On Sunday, I headed across to West London to the Museum of Brands, a garden I last visited when it was part of the London Lighthouse. It has developed very well, and there are unusual plants alongside the roses, which have now grown halfway up the neighbouring buildings! There are little creative touches with scent, colour and foliage throughout this garden.
Next to the Community Garden Cluster at Kensington Olympia, where there is a large collection of growing plots along the railway line there. It is a much bigger operation than I had imagined. There are greenhouses to grow plants for sale, as well as the individual raised beds, which appear to be in demand with local people. I could smell sweet peas as soon as I walked in, and there is information on pollinators and wild plants.
Once through Hyde Park, I called in to Portman Square, a lovely, large space very close to Oxford Street, with massive trees including a very large mulberry, and some interesting herbaceous planting of yellow epimediums. There was a Poetry School stand in the middle of the garden where visitors could participate in a tree-related poetry project.
Next stop was a community garden near Old Street, The Growing Kitchen, a piece of land within housing estates with fruit trees, flowers, soft fruit and even a pond. An outdoor kitchen has been constructed in a corner, which is a focal point for local residents to come together and socialise. This creative approach appeared to be popular, and the garden was busy.

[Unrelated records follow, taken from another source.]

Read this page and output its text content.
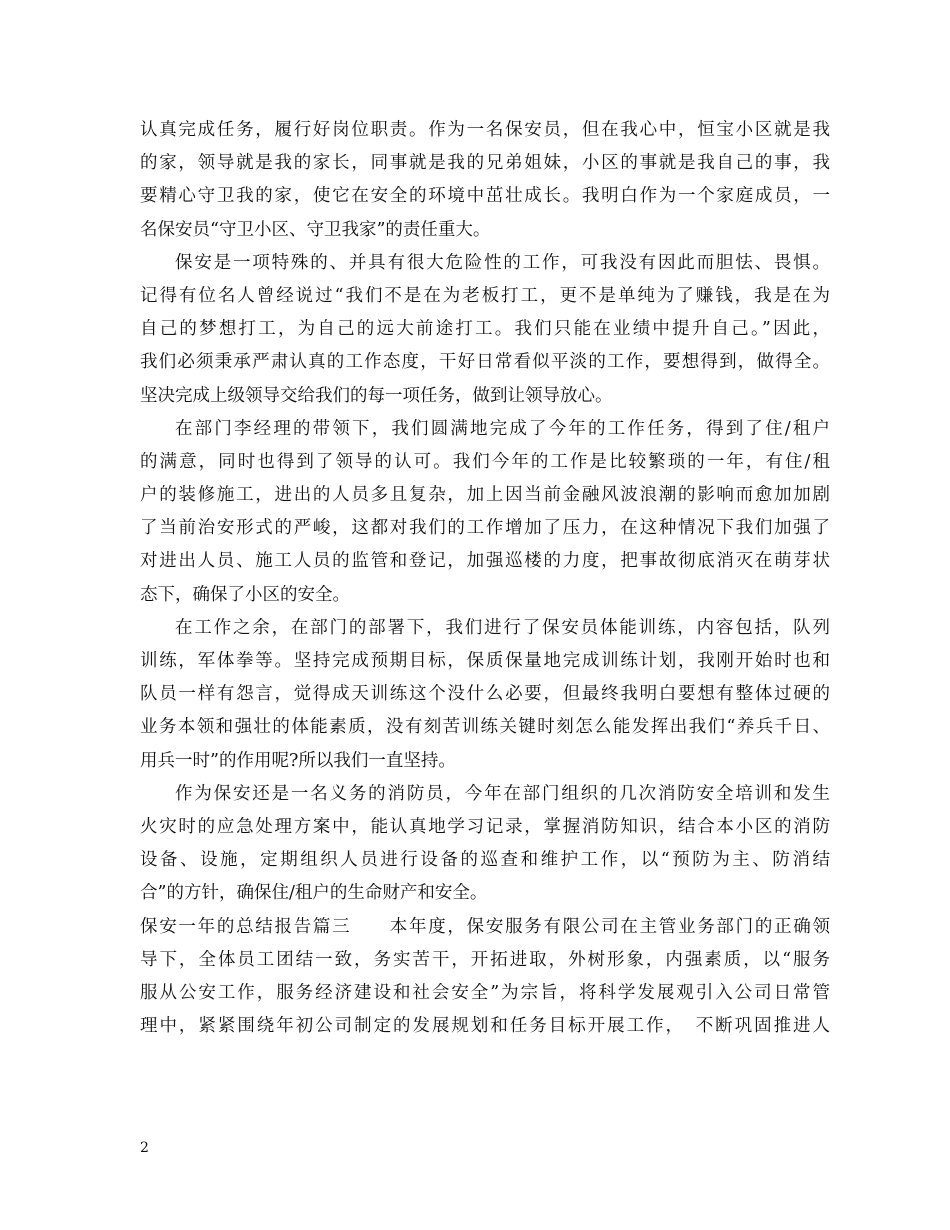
认真完成任务，履行好岗位职责。作为一名保安员，但在我心中，恒宝小区就是我
的家，领导就是我的家长，同事就是我的兄弟姐妹，小区的事就是我自己的事，我
要精心守卫我的家，使它在安全的环境中茁壮成长。我明白作为一个家庭成员，一
名保安员“守卫小区、守卫我家”的责任重大。
保安是一项特殊的、并具有很大危险性的工作，可我没有因此而胆怯、畏惧。
记得有位名人曾经说过“我们不是在为老板打工，更不是单纯为了赚钱，我是在为
自己的梦想打工，为自己的远大前途打工。我们只能在业绩中提升自己。”因此，
我们必须秉承严肃认真的工作态度，干好日常看似平淡的工作，要想得到，做得全。
坚决完成上级领导交给我们的每一项任务，做到让领导放心。
在部门李经理的带领下，我们圆满地完成了今年的工作任务，得到了住/租户
的满意，同时也得到了领导的认可。我们今年的工作是比较繁琐的一年，有住/租
户的装修施工，进出的人员多且复杂，加上因当前金融风波浪潮的影响而愈加加剧
了当前治安形式的严峻，这都对我们的工作增加了压力，在这种情况下我们加强了
对进出人员、施工人员的监管和登记，加强巡楼的力度，把事故彻底消灭在萌芽状
态下，确保了小区的安全。
在工作之余，在部门的部署下，我们进行了保安员体能训练，内容包括，队列
训练，军体拳等。坚持完成预期目标，保质保量地完成训练计划，我刚开始时也和
队员一样有怨言，觉得成天训练这个没什么必要，但最终我明白要想有整体过硬的
业务本领和强壮的体能素质，没有刻苦训练关键时刻怎么能发挥出我们“养兵千日、
用兵一时”的作用呢?所以我们一直坚持。
作为保安还是一名义务的消防员，今年在部门组织的几次消防安全培训和发生
火灾时的应急处理方案中，能认真地学习记录，掌握消防知识，结合本小区的消防
设备、设施，定期组织人员进行设备的巡查和维护工作，以“预防为主、防消结
合”的方针，确保住/租户的生命财产和安全。
保安一年的总结报告篇三　　本年度，保安服务有限公司在主管业务部门的正确领
导下，全体员工团结一致，务实苦干，开拓进取，外树形象，内强素质，以“服务
服从公安工作，服务经济建设和社会安全”为宗旨，将科学发展观引入公司日常管
理中，紧紧围绕年初公司制定的发展规划和任务目标开展工作，　不断巩固推进人
2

Heading towards the Angel, I had a look around the little communal garden at St James Close. A peaceful space filled with flowers, it is church ground within old almshouses. Trees include maple, birch, magnolia and a clipped bay tree.
Finally, I found a small nature reserve in Barnsbury Wood, which was another children's paradise. I learned that this piece of land has never been built on. The large mature trees make up an impressive woodland considering its location, in a residential area just off Caledonian Road. Walking around, I could hear a hawk being heckled by anxious blackbirds, and the excited cries of exploring children.
I got home just before the rain, on a weekend which had been cloudy, quite cool and breezy. I had seen a great variety of gardens across the city, which OGSW encourages everyone to discover and enjoy. We are so lucky in London to have all these different green spaces, providing recreation and pleasure for both children and adults.
For the first time, the OGSW Guidebook was printed on 100% recycled paper, using vegetable-based inks and a water-based protective coating. The Trust was also proud to announce that we would no longer be using PVC banners. PVC is one of the most toxic plastics during its manufacture and use, and cannot be recycled — nor is it biodegradable in landfill. Instead, in 2019 the OGSW banners were printed on 100% recyclable high-density polyethylene, or HDPE (the material used to make plastic milk bottles). HDPE is environmentally stable and gives off no harmful fumes, and recycling it is particularly valuable as it can be cheaper to make a product from recycled HDPE than to manufacture virgin plastic. The banners could be recycled kerbside or by return to our print contractors.
The organising team encouraged all gardens and refreshment providers to use reusable, compostable or recyclable cups, plates and cutlery. Moreover, the guidebook featured short walking routes around groups of gardens: the only transportation required was your own two feet.